Below the image was a simple line of text:

PROXIMITY ALERT: EXTERNAL INTEREST DETECTED

Ann's throat tightened.

"What is this?" she demanded.

Dominic watched her carefully. "Your world hasn't stopped moving, Ann. It's brushing dangerously close to ours."

"Don't touch her," Ann said, her voice shaking despite her effort to control it.

"I haven't," Dominic replied. "Yet."

The room seemed to shrink.

"What do you want from me?" Ann asked.

Dominic smiled—not cruelly, but with something almost like admiration.

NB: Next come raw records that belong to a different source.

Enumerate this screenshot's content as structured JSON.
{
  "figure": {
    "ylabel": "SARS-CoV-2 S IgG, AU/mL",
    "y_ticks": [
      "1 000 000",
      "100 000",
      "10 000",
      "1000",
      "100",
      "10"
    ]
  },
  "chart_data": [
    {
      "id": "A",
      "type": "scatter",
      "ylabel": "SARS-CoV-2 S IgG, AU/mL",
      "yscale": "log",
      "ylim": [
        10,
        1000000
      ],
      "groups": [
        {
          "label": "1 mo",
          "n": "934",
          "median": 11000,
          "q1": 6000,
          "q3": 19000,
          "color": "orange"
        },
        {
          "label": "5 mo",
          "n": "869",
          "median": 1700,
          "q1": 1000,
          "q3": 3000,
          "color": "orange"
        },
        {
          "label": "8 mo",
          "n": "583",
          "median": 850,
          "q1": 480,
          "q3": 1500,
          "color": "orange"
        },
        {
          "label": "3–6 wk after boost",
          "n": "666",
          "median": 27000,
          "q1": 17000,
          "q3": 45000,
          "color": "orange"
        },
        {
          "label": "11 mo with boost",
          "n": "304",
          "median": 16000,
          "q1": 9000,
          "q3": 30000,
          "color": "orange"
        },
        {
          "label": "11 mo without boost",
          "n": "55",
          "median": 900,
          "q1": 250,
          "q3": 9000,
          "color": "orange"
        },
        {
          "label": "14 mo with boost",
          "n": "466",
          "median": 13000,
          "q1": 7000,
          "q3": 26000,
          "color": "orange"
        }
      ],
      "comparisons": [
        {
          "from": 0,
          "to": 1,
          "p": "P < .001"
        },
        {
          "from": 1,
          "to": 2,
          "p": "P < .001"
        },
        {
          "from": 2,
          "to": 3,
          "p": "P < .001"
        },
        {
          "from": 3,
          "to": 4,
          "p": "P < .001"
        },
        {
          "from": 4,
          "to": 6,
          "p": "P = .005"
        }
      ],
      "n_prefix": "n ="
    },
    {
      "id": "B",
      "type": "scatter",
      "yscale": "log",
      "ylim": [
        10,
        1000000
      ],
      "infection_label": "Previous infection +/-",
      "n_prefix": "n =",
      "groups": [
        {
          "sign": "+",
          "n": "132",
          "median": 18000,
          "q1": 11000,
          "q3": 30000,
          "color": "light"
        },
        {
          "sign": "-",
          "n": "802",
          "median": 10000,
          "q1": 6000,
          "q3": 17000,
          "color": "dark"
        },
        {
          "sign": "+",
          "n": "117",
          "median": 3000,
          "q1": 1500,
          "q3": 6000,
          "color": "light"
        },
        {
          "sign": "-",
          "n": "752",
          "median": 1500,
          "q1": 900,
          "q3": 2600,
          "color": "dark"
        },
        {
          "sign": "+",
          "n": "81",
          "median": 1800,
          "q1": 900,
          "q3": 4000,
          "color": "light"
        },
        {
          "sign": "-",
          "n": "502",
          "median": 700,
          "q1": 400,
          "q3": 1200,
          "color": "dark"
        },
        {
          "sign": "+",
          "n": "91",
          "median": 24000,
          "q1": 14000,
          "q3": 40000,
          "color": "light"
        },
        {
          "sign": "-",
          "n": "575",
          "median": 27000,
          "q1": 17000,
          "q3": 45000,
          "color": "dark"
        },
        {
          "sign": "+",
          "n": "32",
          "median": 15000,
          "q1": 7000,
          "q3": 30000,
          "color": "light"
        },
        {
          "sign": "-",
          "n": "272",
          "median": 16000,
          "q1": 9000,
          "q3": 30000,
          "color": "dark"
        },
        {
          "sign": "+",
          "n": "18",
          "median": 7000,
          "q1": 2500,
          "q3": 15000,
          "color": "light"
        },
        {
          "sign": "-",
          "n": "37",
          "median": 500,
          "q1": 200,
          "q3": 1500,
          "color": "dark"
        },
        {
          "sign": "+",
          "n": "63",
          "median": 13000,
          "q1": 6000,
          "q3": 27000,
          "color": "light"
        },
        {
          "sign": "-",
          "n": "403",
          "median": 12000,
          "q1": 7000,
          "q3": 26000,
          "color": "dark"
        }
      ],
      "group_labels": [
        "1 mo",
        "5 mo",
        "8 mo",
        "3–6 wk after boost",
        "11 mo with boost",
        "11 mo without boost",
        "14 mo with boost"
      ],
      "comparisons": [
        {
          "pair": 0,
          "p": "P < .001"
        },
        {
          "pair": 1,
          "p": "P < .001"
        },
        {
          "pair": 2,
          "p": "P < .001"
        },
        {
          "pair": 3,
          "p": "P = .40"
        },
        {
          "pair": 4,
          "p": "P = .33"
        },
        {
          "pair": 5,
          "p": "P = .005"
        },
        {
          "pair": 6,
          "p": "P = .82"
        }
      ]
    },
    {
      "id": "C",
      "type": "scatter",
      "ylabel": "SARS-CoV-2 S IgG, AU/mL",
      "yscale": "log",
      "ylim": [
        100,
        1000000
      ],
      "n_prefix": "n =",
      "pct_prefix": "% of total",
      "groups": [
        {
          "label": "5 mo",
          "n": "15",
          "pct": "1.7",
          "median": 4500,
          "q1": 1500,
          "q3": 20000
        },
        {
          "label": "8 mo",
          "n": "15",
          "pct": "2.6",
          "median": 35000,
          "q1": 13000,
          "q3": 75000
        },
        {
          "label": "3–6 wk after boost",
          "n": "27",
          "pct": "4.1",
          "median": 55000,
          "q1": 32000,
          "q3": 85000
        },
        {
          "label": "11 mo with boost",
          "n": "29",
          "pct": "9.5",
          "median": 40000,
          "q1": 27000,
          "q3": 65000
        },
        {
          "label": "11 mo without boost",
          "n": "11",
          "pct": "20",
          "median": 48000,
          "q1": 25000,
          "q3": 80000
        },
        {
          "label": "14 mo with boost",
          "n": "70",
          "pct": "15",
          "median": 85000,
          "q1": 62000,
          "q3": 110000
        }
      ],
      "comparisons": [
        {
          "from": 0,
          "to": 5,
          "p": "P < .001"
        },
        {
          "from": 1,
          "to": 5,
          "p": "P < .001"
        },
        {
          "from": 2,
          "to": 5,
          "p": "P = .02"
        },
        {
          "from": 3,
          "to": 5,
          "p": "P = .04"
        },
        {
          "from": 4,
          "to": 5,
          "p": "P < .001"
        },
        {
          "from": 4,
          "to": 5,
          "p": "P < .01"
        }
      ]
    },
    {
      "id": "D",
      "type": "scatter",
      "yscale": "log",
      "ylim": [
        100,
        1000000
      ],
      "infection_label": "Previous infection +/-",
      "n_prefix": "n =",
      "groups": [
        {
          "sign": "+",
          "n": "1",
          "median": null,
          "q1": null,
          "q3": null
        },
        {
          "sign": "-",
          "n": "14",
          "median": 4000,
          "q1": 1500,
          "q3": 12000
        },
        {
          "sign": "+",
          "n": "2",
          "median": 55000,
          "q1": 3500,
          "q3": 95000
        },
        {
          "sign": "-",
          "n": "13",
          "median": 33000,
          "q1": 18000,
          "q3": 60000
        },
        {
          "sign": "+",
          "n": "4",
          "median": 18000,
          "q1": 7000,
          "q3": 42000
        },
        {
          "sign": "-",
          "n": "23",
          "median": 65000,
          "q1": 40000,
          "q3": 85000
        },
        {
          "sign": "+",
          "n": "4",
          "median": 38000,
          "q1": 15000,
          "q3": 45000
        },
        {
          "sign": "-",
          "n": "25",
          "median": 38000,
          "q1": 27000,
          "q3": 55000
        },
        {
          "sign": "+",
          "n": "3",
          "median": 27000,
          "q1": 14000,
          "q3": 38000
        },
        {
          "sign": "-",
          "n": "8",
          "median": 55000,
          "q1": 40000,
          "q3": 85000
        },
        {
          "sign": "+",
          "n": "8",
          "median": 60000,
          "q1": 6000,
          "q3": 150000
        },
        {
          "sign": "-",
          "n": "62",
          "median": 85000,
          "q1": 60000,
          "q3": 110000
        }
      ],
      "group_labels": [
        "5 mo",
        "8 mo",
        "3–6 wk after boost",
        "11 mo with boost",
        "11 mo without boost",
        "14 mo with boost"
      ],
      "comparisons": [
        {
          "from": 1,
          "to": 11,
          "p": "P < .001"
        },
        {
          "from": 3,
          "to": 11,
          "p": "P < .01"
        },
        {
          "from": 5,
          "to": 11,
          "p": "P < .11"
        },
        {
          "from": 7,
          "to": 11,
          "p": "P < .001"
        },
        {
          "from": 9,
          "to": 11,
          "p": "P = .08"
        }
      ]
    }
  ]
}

"I want you to choose," he said.

"Between what?" she asked.

"Between rebellion and evolution," he replied. "Between saving yourself quietly—or staying long enough to change the system from inside."

Ann stared at him, heart pounding.

"You think you're giving me mercy," she said.

"I am," Dominic answered. "Mercy disguised as responsibility."

"And if I refuse?"

Dominic's gaze hardened just slightly. "Then you'll return to being a participant. Subject to the same probabilities as everyone else."

Ann looked down at Debbie's image again.

"You're using her," she said.

"I'm acknowledging reality," Dominic corrected. "Your actions ripple outward. They always have."

He stepped back, giving her space.

"You don't have to answer now," he said. "But understand this—rebellion without direction only feeds the system. ATHENA adapts. Pain escalates."

He turned toward the door.

"But guided resistance?" he continued. "That's how paradigms shift."

The door slid open.

Before stepping through, Dominic glanced back at her.

"Rest well, Ann," he said softly. "Your next choice won't involve machines."

The door closed.

Ann sat alone, Debbie's image glowing faintly in her hands.

Her wristband pulsed.

Cognitive load: critical.

Decision latency: monitored.

Ann exhaled slowly, carefully.

The system hadn't broken her.

Dominic hadn't threatened her.

That was the most terrifying part.

Because for the first time since waking in white, Ann Jones realized the danger was no longer what the facility could do to her.

But what she might choose to become.